A SUFFOLK student who took a part-time job in a fish and chip shop ended up offering his boss advice on how to run it better.

For Matt Watts, 17, the job was just a way of earning some money but his experience of a real-life business proved useful when he took part in a competition focusing on small businesses.

The Suffolk branch of the Federation of Small Businesses (FSB) ran an Enterprise Day contest in schools and colleges across the county.

Branch vice-chairman Dave Baker said: “We wanted to help young people to understand the importance of small businesses in the local community.

“The Enterprise Day competition was designed to build on what is already in their curriculum by getting them to appreciate how things work in a real business.”

Matt and three fellow students at the Mildenhall College of Technology formed a team to enter the contest and, because Matt worked at Snushall’s fish and chip shop in King Street, Mildenhall, in his spare time, they chose the shop as their case study.

They looked at the shop’s position in the local fast food market, the competition it faced from other outlets, and the way it marketed itself.

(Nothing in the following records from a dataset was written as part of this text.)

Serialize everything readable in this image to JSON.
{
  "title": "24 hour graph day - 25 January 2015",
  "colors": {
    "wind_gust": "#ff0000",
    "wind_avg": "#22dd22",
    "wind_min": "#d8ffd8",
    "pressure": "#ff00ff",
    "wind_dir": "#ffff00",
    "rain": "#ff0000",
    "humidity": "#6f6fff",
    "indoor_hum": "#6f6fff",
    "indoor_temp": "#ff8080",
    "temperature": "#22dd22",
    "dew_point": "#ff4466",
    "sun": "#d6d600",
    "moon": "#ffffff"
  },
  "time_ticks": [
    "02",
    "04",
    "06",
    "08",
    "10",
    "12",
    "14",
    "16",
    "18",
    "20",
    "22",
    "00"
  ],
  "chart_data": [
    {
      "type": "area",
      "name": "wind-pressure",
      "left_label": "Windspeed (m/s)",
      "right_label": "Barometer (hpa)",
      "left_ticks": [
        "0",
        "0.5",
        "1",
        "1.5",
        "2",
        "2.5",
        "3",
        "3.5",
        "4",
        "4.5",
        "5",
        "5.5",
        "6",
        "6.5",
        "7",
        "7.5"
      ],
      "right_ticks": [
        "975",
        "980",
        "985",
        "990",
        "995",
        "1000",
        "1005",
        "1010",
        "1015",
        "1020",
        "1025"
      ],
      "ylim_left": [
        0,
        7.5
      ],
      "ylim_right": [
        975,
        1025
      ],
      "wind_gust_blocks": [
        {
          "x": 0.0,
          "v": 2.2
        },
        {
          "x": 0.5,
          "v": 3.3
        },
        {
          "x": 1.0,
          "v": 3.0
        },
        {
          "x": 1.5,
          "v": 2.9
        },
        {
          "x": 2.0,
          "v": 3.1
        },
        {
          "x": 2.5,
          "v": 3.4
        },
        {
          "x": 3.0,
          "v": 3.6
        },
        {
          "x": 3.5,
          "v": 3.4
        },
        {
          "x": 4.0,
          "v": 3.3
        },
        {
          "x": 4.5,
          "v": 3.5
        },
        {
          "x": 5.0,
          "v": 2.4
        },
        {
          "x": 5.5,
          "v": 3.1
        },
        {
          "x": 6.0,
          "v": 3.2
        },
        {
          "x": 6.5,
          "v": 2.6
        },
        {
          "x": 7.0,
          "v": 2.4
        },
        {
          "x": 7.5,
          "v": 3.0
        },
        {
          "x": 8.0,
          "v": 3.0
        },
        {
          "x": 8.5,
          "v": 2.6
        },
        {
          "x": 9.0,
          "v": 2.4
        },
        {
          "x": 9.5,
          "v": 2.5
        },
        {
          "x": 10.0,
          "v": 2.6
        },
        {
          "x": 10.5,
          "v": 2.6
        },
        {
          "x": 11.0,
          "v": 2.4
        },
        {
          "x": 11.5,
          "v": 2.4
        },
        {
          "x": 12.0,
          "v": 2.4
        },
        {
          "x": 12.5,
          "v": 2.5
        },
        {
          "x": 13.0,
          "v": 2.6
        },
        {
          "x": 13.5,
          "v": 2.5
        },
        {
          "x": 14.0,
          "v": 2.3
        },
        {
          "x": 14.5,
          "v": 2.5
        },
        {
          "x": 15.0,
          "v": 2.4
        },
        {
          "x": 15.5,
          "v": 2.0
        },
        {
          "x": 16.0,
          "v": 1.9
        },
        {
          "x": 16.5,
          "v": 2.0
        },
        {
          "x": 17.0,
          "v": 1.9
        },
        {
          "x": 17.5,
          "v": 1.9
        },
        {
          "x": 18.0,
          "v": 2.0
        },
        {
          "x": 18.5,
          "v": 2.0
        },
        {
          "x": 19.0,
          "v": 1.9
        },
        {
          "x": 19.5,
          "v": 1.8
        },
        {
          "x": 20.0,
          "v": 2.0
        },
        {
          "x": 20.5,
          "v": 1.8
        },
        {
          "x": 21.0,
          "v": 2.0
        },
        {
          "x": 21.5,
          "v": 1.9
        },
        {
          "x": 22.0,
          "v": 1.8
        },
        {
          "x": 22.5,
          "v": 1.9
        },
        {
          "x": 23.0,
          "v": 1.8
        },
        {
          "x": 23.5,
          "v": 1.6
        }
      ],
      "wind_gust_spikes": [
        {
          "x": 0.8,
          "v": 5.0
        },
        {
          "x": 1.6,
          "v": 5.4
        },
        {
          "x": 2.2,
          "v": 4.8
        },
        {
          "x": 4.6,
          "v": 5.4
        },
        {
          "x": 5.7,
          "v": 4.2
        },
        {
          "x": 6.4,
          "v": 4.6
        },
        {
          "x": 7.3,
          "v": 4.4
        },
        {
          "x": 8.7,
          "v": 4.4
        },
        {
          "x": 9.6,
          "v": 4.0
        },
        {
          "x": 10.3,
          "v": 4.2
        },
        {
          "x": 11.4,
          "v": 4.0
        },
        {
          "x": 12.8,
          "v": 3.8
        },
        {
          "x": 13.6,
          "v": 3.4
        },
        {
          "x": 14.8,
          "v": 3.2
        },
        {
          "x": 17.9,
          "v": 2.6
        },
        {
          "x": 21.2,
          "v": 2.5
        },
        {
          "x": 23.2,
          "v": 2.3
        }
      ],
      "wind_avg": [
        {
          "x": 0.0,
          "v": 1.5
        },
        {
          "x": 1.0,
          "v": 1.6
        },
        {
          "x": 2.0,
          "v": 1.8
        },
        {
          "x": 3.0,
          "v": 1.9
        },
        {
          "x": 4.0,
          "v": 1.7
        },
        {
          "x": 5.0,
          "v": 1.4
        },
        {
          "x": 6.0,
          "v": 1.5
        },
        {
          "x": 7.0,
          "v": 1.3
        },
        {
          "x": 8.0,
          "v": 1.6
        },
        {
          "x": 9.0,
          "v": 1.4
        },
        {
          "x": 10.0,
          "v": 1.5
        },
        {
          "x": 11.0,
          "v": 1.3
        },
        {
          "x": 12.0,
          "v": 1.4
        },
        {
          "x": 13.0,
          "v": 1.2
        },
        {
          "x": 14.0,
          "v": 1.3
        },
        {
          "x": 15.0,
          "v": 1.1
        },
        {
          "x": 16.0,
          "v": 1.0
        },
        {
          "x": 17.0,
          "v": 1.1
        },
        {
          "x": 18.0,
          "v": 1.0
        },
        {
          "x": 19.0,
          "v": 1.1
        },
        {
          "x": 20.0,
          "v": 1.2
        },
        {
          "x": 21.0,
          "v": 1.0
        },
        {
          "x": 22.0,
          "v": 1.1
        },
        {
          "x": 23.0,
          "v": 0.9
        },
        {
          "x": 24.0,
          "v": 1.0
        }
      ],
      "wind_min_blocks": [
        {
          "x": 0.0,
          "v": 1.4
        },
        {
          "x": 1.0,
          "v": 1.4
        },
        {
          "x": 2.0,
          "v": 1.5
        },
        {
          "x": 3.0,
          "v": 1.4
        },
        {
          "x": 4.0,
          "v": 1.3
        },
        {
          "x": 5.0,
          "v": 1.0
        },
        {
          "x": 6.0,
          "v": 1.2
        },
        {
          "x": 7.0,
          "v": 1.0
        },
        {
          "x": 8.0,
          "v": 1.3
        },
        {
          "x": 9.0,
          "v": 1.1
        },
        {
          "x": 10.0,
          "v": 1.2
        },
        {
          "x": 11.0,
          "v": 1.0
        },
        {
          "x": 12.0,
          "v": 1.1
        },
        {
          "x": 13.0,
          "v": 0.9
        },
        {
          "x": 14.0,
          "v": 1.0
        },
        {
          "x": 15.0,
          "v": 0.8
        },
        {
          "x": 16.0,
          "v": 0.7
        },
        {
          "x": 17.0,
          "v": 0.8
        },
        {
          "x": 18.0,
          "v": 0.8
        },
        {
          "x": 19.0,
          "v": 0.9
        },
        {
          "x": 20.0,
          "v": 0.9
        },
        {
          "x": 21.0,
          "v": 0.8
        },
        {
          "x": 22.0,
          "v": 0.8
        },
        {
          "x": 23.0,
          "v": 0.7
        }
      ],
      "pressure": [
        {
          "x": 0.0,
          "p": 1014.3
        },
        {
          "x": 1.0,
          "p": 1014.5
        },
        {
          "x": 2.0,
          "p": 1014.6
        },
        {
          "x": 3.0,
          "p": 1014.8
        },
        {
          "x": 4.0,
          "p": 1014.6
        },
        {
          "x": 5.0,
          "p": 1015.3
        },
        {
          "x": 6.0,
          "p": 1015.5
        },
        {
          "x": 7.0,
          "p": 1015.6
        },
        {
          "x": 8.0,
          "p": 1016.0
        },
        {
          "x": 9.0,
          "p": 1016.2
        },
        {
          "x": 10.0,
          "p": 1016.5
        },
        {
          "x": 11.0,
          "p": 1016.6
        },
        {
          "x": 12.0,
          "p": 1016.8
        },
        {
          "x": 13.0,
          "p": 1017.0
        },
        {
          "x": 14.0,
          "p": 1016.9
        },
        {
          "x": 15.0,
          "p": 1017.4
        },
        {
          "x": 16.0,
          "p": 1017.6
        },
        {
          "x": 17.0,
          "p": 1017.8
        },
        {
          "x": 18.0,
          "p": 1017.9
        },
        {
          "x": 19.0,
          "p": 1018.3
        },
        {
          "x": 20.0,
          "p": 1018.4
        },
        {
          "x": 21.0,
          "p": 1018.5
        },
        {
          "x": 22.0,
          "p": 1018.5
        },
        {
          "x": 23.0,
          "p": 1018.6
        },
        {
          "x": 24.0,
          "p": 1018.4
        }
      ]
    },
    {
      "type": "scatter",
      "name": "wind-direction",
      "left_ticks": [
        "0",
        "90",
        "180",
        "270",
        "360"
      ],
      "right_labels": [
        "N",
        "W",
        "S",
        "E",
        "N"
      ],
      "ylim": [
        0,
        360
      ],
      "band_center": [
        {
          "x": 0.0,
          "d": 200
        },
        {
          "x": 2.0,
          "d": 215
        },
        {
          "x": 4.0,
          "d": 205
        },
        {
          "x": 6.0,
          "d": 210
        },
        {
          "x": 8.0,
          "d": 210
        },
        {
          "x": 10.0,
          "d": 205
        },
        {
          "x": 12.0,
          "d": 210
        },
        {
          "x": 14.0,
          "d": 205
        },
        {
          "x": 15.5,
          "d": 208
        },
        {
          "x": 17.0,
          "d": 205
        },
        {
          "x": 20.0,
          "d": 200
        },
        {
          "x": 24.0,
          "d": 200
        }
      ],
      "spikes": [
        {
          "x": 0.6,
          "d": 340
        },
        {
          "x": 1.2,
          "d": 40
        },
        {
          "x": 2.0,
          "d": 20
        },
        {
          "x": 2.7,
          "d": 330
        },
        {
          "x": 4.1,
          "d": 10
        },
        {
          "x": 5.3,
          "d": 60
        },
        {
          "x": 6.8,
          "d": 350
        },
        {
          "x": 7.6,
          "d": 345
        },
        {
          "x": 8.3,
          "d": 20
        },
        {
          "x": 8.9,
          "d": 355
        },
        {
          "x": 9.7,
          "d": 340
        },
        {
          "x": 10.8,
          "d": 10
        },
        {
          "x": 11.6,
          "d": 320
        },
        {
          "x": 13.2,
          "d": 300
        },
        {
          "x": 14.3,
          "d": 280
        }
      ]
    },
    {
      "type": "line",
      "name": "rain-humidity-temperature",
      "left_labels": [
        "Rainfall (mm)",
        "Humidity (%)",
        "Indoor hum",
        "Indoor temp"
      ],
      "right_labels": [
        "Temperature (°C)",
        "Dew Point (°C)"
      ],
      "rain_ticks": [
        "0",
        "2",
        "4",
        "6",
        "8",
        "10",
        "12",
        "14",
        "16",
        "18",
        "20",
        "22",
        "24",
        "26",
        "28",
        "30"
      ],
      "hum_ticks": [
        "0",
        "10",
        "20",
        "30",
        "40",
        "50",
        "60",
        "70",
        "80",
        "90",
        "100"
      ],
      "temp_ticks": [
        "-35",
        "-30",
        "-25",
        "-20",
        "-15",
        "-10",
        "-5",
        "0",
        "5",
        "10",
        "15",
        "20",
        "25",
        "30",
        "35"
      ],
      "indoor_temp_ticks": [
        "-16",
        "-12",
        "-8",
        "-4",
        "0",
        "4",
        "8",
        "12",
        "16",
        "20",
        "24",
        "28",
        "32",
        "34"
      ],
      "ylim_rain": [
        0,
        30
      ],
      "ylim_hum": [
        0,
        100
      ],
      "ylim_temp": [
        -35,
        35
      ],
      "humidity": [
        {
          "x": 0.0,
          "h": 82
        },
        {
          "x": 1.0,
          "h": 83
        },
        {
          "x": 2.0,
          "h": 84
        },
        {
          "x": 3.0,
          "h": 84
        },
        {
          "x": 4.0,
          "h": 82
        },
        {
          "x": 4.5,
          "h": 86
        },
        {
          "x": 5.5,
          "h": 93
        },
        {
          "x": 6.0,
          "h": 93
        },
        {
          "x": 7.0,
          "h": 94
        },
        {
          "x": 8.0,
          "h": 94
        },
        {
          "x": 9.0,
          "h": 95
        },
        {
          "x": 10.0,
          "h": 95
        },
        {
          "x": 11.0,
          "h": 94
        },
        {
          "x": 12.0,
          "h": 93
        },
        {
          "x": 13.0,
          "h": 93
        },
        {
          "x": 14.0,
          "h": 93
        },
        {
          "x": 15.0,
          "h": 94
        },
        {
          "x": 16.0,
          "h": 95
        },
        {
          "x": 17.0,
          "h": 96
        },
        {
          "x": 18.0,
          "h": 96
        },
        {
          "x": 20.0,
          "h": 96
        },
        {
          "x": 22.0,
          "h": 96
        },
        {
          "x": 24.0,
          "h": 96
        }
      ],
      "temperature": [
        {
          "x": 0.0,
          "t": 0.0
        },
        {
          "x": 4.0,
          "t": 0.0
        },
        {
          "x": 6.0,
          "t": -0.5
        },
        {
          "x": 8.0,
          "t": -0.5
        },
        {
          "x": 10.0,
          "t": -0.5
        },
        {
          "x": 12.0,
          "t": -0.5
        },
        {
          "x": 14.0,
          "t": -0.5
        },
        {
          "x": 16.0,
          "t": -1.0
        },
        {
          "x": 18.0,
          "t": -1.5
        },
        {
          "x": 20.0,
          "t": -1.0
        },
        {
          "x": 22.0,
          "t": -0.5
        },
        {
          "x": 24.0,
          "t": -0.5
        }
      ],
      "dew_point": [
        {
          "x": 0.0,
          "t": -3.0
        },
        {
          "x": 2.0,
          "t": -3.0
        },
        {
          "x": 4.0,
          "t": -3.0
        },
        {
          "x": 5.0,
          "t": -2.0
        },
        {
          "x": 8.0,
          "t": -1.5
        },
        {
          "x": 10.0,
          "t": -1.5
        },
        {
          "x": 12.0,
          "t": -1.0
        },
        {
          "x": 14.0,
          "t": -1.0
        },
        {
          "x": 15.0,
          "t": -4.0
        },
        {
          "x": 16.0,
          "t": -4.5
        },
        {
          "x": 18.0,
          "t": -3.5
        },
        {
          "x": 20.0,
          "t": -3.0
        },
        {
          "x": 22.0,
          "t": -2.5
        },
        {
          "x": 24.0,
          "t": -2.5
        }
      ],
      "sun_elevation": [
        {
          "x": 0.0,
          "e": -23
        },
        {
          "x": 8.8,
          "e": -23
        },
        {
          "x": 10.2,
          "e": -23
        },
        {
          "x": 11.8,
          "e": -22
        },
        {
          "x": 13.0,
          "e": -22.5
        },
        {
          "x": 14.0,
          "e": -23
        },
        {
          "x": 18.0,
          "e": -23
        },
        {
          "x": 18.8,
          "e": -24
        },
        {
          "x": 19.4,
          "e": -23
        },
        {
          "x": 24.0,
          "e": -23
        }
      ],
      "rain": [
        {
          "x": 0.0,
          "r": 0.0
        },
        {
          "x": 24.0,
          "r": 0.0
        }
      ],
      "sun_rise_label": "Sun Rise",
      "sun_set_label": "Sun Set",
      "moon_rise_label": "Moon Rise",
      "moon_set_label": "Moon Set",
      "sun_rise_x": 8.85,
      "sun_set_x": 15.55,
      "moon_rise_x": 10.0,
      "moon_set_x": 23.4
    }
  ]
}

In their winning presentation they suggested various ways in which they thought the business could be improved.

Team member Chris Jewell, also 17, said: “We thought the main problem was that they didn’t do any promotion except in the shop itself.

“It was a good project – I thought it was going to be boring but it wasn’t at all. I particularly enjoyed it when we all had to make the presentations,” he added.

Ashley Schrader, also 17, added that the team’s ideas included the design of a new logo for the business, which they thought would help to raise its profile with customers.

“We noticed that big orders were put into bags but there was nothing on the bag to advertise the shop,” she said.

Completing the team, whose study identified that the shop was especially popular with Americans from the nearby Mildenhall and Lakenheath air bases, was Craig Tilbrook, 18.

Gill Wilmshurst, a business studies teacher in the vocational department at Mildenhall College of Technology, said: “Entrepreneurial activities are so good for the students because it means they are doing more than just the theory.

“They have the opportunity to interact with people from the business world and they have to do some work on their own initiative.

“It was above and beyond what they would normally do as part of their course, so I felt it was very valuable for them.”